Actually, Mr. President, I think the President signed the bill principally to help California because most of the jobs to be restored will be in California. And I do thank him and Energy Secretary O'Leary for their support of this bill.

The Department of Energy did issue a comprehensive report last year that proved once and for all that the ban on exporting Alaskan oil made no sense. Lifting that ban will create 25,000 jobs nationally, most of them in California, as I said, and could return substantial funds to the Nation and to the States of California and Alaska.

The sale of the Alaska Power Administration is another item, an item that I have worked on for more than two decades. During the Nixon administration, I introduced in the Senate the first bill to authorize the sale of this entity.

Today's actions restore some of the promise that was made when we obtained statehood for Alaskans. We always sought to be a full partner with other States. For too long, Alaska has been treated as a second-

class citizen, and I think the export ban was one example. The refusal to pass the law to sell the Alaska Power Administration, as was requested by our citizens 20 years ago, is also an example of just holding up something that was good for Alaska because one Senator in the Congress opposed it.

I do believe that in a State where the Federal Government controls more than 70 percent of the land that we should have been able to export our oil as a marketable product. There would have been a great deal more demand for Alaska's oil exploration in the last period particularly since the discovery of oil on the North Slope. I think it was unfortunate that that was one of the provisions we had to agree to to obtain approval by Congress of the bill that gave us authority to grant the right-of-way for the Trans-Alaska Pipeline.

In my judgment, this has been a long time coming. There is still a long line of actions, Mr. President. The Alaskans have requested us to give them full rights of statehood, and I intend to come to the Senate and ask for those rights as the time goes by.

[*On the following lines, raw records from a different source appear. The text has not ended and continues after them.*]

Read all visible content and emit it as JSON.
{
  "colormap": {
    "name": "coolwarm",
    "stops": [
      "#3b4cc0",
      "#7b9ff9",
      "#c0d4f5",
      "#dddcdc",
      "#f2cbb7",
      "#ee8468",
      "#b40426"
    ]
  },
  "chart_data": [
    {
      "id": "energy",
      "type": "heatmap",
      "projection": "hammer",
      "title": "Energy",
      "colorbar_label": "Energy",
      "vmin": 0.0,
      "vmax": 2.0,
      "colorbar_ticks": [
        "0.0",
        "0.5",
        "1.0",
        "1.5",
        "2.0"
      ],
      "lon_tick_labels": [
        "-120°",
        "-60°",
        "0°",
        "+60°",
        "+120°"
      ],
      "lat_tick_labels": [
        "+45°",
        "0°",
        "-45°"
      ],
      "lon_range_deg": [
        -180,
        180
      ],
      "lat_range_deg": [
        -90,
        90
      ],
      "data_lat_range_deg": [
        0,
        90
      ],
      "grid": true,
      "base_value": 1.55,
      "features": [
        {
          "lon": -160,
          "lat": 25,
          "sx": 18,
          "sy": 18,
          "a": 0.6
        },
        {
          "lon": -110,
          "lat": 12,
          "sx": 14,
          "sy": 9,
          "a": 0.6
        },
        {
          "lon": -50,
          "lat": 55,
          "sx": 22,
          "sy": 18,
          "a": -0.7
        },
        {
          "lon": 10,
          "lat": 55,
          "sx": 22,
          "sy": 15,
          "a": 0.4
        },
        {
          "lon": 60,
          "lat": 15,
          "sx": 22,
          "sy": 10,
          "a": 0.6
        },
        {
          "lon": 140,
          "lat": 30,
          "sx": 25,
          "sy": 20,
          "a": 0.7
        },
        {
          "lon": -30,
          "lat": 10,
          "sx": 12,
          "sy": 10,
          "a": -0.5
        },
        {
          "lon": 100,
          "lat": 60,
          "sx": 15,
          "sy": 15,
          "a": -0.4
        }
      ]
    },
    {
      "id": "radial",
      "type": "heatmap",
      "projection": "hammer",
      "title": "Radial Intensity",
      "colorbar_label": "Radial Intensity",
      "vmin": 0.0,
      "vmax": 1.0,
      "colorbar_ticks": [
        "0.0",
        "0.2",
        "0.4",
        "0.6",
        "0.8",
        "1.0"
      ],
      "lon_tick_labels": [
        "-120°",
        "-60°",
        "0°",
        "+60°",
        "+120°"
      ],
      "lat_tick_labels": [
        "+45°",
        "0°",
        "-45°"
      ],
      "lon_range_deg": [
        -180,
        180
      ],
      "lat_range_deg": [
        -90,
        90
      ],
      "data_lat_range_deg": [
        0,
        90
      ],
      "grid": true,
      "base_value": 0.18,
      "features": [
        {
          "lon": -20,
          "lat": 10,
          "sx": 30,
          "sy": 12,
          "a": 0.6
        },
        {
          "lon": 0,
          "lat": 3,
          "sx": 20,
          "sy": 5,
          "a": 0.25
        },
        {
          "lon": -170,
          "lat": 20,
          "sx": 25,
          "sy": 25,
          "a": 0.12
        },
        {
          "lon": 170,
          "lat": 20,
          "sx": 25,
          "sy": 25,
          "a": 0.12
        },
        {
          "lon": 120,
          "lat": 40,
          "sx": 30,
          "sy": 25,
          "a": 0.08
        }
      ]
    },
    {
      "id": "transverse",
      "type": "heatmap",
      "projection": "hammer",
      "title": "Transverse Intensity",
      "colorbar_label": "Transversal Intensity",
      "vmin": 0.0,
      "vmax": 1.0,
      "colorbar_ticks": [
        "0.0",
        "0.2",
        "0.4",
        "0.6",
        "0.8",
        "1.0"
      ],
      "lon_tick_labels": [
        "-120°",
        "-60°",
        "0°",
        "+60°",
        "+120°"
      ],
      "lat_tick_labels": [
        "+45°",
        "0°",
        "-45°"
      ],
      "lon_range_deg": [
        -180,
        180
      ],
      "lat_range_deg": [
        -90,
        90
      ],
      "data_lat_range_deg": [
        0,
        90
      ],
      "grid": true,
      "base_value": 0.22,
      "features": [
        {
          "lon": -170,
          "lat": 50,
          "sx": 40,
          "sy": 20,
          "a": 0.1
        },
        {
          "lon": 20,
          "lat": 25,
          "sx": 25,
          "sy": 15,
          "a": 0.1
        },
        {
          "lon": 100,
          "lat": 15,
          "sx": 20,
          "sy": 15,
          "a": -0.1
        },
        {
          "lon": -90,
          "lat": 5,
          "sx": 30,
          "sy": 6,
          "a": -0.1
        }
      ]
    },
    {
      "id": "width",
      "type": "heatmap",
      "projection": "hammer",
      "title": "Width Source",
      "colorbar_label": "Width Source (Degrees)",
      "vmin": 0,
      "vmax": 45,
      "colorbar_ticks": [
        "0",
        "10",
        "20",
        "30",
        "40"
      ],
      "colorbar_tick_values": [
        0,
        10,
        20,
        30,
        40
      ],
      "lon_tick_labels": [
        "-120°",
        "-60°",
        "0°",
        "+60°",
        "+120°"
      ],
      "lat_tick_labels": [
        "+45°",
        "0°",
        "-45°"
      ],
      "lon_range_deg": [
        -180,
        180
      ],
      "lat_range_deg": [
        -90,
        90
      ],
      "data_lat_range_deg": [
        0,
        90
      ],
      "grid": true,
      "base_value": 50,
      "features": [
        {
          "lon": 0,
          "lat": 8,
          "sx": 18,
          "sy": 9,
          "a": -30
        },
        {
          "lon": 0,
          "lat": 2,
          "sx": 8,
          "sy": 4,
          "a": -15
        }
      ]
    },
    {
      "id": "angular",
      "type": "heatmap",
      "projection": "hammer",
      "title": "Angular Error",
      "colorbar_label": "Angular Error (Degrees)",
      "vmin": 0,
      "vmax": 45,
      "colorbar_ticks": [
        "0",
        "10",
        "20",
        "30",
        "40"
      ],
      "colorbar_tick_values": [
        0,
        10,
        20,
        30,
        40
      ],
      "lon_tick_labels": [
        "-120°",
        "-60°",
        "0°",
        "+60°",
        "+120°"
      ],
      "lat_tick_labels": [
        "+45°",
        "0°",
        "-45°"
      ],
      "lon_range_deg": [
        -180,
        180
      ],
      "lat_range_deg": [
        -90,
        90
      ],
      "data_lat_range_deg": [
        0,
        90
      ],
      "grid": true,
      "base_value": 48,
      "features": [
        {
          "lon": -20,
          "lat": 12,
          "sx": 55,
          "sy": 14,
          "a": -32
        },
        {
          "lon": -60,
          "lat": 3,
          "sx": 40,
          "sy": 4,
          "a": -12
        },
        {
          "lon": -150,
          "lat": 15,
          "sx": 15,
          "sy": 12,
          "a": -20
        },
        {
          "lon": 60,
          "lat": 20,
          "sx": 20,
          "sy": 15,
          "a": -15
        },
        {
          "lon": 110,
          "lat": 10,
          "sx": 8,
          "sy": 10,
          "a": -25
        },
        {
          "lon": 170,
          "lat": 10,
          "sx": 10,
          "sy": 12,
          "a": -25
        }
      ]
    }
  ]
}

Thank you very much, Mr. President. I suggest the absence of a quorum.

The PRESIDING OFFICER. The clerk will call the roll.

The bill clerk called the roll.

Mr. PRESSLER. Mr. President, I ask unanimous consent that the order for the quorum call be rescinded.

The PRESIDING OFFICER. Without objection, it is so ordered.

Mr. PRESSLER. Mr. President, I ask unanimous consent to speak for 5 minutes as in morning business.

The PRESIDING OFFICER. Without objection, it is so ordered. The Senator from South Dakota is recognized.